Everyone in Liferay is put into one of two sides:  There are the core developers and then support/consultants.  Yeah everyone does a little of both but primarily that is their job… anyways it’s hard as a consultant sometimes that the core team makes 80% of the decisions about the product when we do 80% of the (money-generating) work… I’m not being bitter like I think that’s the right way to go about it… just hard in that we have to figure out stuff like Neil’s URL issue without always knowing why it's happened (I've done every upgrade since 3.2 to the next version.. so I know how you're feeling Neil!).  So this has been complained about a lot before to the core team (that knowledge must be transferred better)… and it’s not really the point… but rather new insight because recently I went to China with Brian (Chan) and Nate. I spent some time working on core and spent time seeing people working on core.  And the improvements they are planning to make or are in the process of making is very exciting.  So exciting that I think older companies might be willing to pay more money to have these new features even if they have to abandon some previous work.

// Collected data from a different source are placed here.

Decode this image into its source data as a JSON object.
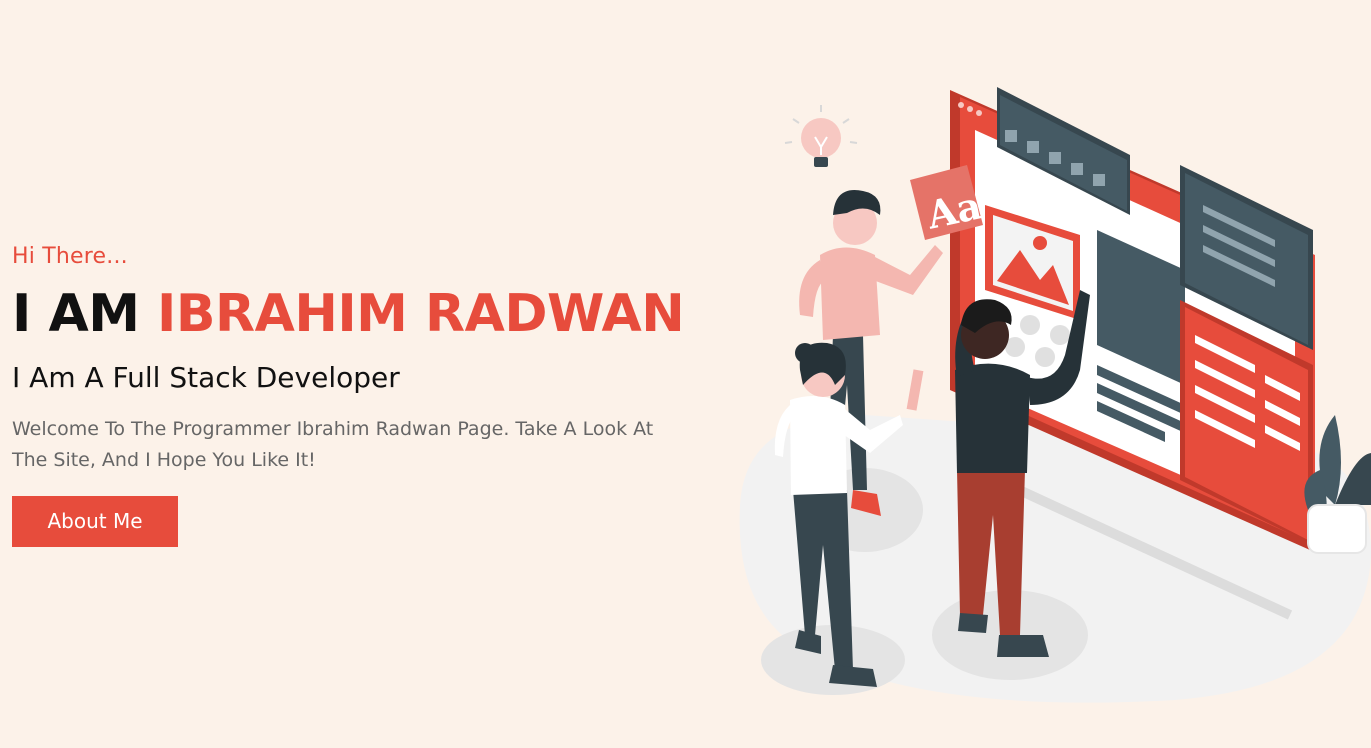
{
  "hero": {
    "greeting": "Hi There...",
    "headline_prefix": "I AM ",
    "headline_name": "IBRAHIM RADWAN",
    "subtitle": "I Am A Full Stack Developer",
    "description": "Welcome To The Programmer Ibrahim Radwan Page. Take A Look At The Site, And I Hope You Like It!",
    "cta_label": "About Me"
  },
  "illustration": {
    "font_card_text": "Aa"
  },
  "colors": {
    "background": "#fcf2e9",
    "accent": "#e74c3c",
    "heading": "#111111",
    "body_text": "#666666",
    "dark_panel": "#455a64"
  }
}
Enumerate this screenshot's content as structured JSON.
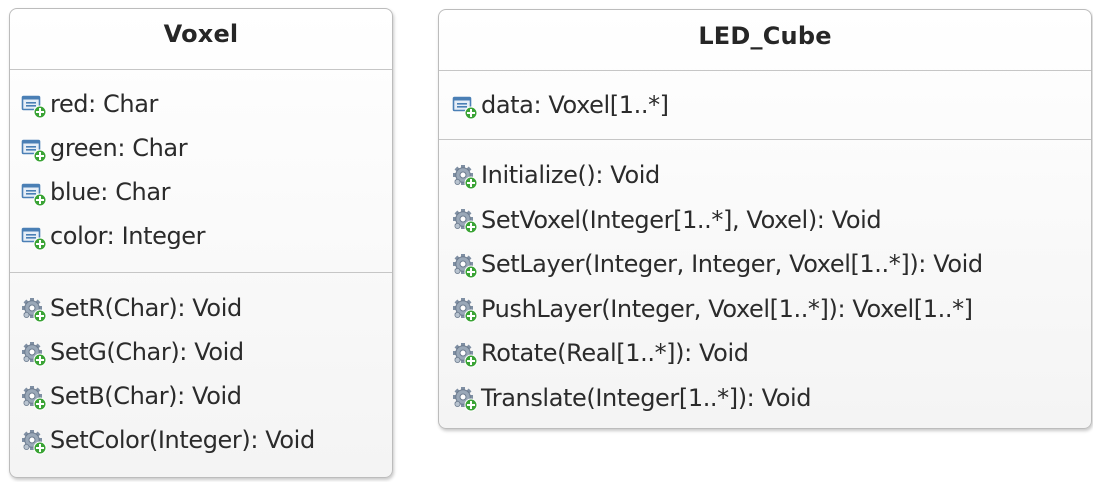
{
  "classes": [
    {
      "name": "Voxel",
      "attributes": [
        "red: Char",
        "green: Char",
        "blue: Char",
        "color: Integer"
      ],
      "operations": [
        "SetR(Char): Void",
        "SetG(Char): Void",
        "SetB(Char): Void",
        "SetColor(Integer): Void"
      ]
    },
    {
      "name": "LED_Cube",
      "attributes": [
        "data: Voxel[1..*]"
      ],
      "operations": [
        "Initialize(): Void",
        "SetVoxel(Integer[1..*], Voxel): Void",
        "SetLayer(Integer, Integer, Voxel[1..*]): Void",
        "PushLayer(Integer, Voxel[1..*]): Voxel[1..*]",
        "Rotate(Real[1..*]): Void",
        "Translate(Integer[1..*]): Void"
      ]
    }
  ],
  "icons": {
    "attribute": "attribute-add-icon",
    "operation": "operation-gear-add-icon"
  },
  "colors": {
    "border": "#bcbcbc",
    "text": "#2b2b2b",
    "icon_blue": "#4a7fb5",
    "icon_green": "#3aa335"
  }
}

Anyways, if there’s only one thing you read about this post… it’s this: the article I read was really about Idealists (in our company it would be people like Nate who preach standards, standards standards… if they don’t want to support standards then screw them.. we want to make Liferay the product AWESOME) vs. pragmatists (in our company it would be Ed Chung… standards are good.. but they can’t get in the way of our ultimate goal… not to make Liferay product better… but to make more money for the company).   The article ended with this: “You see? No right answer. As usual, the idealists are 100% right in principle and, as usual, the pragmatists are right in practice.“  I realized that as a company, Liferay is constantly walking a fine line between the two, fighting to find that balance… and I think it’s also the reason Liferay hasn’t failed like so many other open source projects.